21 abril 2011

Domingo de Ramos

 "Em minha casa, os ramos eram feitos de oliveira com três camélias e uma peneirinha de alecrim a enfeitar, atadas com laço de seda. E da palmeira do jardim, fazia-se larga distribuição de palmas enormes pelos obreiros. A missa, meia igreja estava repleta de ramos, a mór parte muitos altos, fachoqueiros de dois e três metros, num agitar constante como floresta basta fustigada de sueste. Primeiro, ondulação,branda; depois, brandir nervoso, como chap chap era tão notório que o Padre António, santo velho! vinha de lá, da lá, da sacristia e desatava às noladas com o breviário na cabeça dos que apanhava à mão. «Para que tivessem respeito, que se lembrassem do lugar onde estavam. Depois, na rua, que brincassem à vontade. Ali, não!».
A missa decorria numa unção de beleza e simplicidade, de que o véu espesso das minhas saudades não me deixa já conceber qualquer descrição. Sei que nesses dias tinha o coração em festa, sentia-me inteiramente feliz, o meu pensamento era de azul, o mais garrido azul que o céu da minha terra mostrava naquelas manhãs de Primavera pascal. Os cânticos das Filhas de Maria, o órgão, os tapetes «ricos», um dos quais já quiseram roubar para o Museu Abade de Baçal, as opas de seda «moirée» dos Irmãos do Santíssimo, o incenso, as fatiotas esticadinhas... onde, mais encanto e singeleza?!...
Às noites, ensaiava-se o espectáculo que o Grupo levava à cena no domingo de Páscoa: duas comédias, orquestra, variedades, monólogos e cançonetas. O teatro era em primeiro andar, por baixo um lagar de azeite e por cima telha vã.

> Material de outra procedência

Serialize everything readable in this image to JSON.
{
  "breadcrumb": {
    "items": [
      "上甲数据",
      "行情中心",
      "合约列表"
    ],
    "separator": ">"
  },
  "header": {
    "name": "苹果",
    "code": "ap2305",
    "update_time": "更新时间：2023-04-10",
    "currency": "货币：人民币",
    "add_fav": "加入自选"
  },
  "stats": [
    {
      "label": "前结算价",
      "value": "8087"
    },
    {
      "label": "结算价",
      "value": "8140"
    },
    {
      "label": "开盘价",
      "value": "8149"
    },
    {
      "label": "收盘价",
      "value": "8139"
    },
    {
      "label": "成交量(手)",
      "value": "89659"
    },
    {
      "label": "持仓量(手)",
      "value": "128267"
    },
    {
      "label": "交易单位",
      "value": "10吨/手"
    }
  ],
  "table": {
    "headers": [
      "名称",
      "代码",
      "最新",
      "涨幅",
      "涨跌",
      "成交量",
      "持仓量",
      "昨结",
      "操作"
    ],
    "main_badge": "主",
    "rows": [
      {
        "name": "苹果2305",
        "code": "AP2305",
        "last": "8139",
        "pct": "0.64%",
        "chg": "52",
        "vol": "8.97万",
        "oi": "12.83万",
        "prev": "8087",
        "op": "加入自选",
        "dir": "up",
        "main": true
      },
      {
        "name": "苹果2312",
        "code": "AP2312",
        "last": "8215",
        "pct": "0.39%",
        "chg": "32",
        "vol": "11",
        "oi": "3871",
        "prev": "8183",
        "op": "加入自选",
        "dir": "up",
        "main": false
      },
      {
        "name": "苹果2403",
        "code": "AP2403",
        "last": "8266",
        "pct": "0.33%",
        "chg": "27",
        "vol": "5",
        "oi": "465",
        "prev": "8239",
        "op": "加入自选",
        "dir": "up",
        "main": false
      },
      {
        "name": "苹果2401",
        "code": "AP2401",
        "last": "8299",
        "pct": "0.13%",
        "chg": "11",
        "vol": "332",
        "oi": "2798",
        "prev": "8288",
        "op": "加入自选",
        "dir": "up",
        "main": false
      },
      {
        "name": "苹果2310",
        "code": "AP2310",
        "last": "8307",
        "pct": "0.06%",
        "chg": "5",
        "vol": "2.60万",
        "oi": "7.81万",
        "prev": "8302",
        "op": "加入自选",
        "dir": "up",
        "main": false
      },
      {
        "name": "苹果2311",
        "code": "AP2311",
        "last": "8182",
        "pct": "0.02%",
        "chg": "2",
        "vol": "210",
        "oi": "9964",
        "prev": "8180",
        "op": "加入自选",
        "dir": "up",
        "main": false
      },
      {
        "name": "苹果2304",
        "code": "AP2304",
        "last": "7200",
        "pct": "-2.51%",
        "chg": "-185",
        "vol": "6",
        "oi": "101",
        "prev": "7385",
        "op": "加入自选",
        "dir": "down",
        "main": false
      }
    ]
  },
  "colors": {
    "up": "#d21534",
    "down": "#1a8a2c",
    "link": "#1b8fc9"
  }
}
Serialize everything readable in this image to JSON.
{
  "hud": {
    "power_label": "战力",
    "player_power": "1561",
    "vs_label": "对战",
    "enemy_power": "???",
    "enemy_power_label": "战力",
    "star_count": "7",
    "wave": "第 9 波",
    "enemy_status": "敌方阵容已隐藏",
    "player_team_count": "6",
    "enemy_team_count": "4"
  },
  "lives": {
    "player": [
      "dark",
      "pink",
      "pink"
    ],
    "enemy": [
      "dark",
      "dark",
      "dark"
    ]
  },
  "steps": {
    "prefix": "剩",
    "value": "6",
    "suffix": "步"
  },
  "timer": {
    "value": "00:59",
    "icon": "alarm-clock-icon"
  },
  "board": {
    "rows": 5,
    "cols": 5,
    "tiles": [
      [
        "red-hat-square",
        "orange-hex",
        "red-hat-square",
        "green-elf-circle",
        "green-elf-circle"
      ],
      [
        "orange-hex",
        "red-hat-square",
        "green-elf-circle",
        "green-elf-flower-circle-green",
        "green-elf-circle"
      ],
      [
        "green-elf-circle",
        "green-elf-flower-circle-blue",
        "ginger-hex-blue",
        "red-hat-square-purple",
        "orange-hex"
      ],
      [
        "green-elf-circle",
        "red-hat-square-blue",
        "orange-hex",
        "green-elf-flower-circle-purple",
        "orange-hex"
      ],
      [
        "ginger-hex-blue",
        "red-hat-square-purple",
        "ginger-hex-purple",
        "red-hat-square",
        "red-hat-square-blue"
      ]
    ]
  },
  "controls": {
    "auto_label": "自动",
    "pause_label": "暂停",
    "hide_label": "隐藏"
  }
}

A iluminação era de acetilene, assentando o gasómetro gerador num cantinho do andadouro dos bois. O páleco, como lhe chamava um carola daquelas festas, lá estava, regular, vamos andando. Ribalta, caixa do ponto, gambiarras, bambinelas, cortinas, dois cenários, camarim, pano de boca, de enrolar, enfim... um palcozinho! A plateia enchia-se na véspera com cadeiras pedidas ao Club, ao tribunal, e casas particulares de mobílias mais abonadas. Ao todo, quê? trezentos lugares, talvez."

Excerto do livro Paisagens do Norte, de Cabral Adão.
Fotografias: Domingo de Ramos em Zedes (Carrazeda de Ansiães) e em Samões.

1 comentário:

Transmontana disse...

Bom dia, Aníbal!

Fiquei deliciada com o texto do grande vilaflorense Cabral Adão! Conta tudo com tal clareza e simplicidade que nos parece estarmos lá, mesmo, no lugar onde tudo se passava!
Gostei muito! Parabéns pela escolha apropriada à época pascal!

Tenha uma Páscoa feliz junto dos que mais ama!